L'amministrazione Trump ha rifiutato o non è riuscito a prendere appuntamenti su scala senza precedenti, anche lasciando ciò che la maggior parte degli osservatori considerano importanti paesi di politica estera, come ambasciatori in Europa e Medio Oriente, incompleti. Trump stesso ha lasciato poco dubbio che questa assenza, così come la riduzione del Dipartimento di Stato, è deliberatamente, affermando in risposta a una questione dei luoghi di lavoro liberi del Dipartimento di Stato che “Sono l'unico ad avere importanza su”.
Parte di ciò che rende il comportamento di Trump in questa zona a sorpresa è che anche se il suo rifiuto di esperienza ha chiaramente un appello politico, rende anche più difficile ottenere le politiche che vuole. Anche un presidente che vuole fare di meno nel mondo ha ancora alcuni vantaggi. I funzionari di carriera possono colmare temporaneamente le lacune, ma ci vogliono i nominativi politici per cercare di tradurre le parole del presidente in azioni.
Il primo anno è di solito quello che i presidenti fanno quello che io chiamo “investimenti politici”, che includono decisioni del personale, bilanci, strategie e creazione e cambiamento istituzionale. I presidenti differiscono nella loro capacità di fare questi investimenti. Ma la maggior parte, fino a Trump, almeno provato.

Cosa?
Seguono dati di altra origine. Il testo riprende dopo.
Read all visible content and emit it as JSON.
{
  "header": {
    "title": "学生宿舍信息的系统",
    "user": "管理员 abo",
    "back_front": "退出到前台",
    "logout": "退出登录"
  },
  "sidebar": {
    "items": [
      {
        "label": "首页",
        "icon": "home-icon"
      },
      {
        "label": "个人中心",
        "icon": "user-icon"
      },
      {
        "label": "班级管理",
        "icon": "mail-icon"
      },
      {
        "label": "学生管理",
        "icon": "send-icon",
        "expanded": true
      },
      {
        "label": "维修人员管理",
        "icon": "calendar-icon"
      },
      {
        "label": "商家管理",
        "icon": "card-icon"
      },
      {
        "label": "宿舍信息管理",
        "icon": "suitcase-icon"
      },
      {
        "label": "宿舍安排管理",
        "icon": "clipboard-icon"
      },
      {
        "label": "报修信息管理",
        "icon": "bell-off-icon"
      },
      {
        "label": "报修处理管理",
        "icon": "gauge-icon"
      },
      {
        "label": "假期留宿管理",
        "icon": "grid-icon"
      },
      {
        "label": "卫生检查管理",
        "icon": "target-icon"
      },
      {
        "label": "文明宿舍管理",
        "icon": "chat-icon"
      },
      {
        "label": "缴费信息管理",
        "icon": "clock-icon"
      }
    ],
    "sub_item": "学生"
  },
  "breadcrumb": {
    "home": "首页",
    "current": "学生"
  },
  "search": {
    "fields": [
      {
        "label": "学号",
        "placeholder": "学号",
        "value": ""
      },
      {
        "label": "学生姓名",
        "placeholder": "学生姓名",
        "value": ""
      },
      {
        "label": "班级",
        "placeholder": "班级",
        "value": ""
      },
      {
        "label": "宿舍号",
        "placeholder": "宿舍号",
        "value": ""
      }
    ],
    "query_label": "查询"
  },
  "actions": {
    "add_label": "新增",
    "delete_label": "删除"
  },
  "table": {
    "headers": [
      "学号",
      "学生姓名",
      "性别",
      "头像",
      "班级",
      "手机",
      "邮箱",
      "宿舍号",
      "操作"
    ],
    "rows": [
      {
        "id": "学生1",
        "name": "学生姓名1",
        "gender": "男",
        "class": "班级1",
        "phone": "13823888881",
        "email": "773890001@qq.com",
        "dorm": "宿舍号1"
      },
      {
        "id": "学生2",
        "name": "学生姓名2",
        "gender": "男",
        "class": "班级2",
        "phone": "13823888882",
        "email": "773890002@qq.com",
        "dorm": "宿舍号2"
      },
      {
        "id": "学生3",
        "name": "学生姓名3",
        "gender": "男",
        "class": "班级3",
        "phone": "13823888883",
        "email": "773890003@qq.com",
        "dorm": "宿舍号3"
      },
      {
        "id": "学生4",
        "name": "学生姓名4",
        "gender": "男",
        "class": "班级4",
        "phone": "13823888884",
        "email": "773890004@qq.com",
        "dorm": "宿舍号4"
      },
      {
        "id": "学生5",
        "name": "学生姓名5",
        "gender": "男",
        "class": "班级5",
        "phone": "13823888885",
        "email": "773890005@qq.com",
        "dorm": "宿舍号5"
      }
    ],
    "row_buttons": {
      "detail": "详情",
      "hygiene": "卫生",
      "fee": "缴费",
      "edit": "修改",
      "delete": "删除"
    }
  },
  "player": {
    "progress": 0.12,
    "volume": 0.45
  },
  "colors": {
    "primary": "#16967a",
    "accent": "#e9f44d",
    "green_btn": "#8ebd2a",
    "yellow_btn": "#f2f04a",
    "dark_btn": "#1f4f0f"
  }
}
Pronto?
Cosa dovremmo aspettare per il resto del mandato di Trump? Non molto da imparare, è sicuro. L'apprendimento è spesso lento quando si sviluppa. Per esempio, George W. Bush è stato tenuto nel suo secondo mandato quando ha affrontato le difficili realtà dell'Iraq. Ma Bush ha letto libri e consultato esperti stranieri. Tale insegnamento richiede l'apertura a nuove idee e nuove persone - entrambe le qualità che Trump è gravemente carente.
Ci sono anche effetti a lungo termine che non abbiamo cominciato ad apprezzare. Come Jim Goldgeier ed io abbiamo scritto in questa rivista poco dopo l'inaugurazione, una politica estera molto buona è invisibile. Diplomazia, commercio e alleanze - tutte le cose che Trump disprezza hanno benefici che possono essere difficili da vedere fino a quando non sono andati. Ma come politica di sicurezza, ci manca solo quando è necessario. L'indebolimento di Trump da questi strumenti di politica estera lascia gli Stati Uniti male preparati per le crisi che inevitabilmente sfidano i presidenti.
La leadership di Trump ha confermato molto di quello che sappiamo su come i presidenti formano la politica estera, ma questo è spaventoso, dato quello che sappiamo di Trump. Nel dibattito se il primo anno di Trump è stato migliore o peggio del previsto, la vera paura è che il peggio verrà.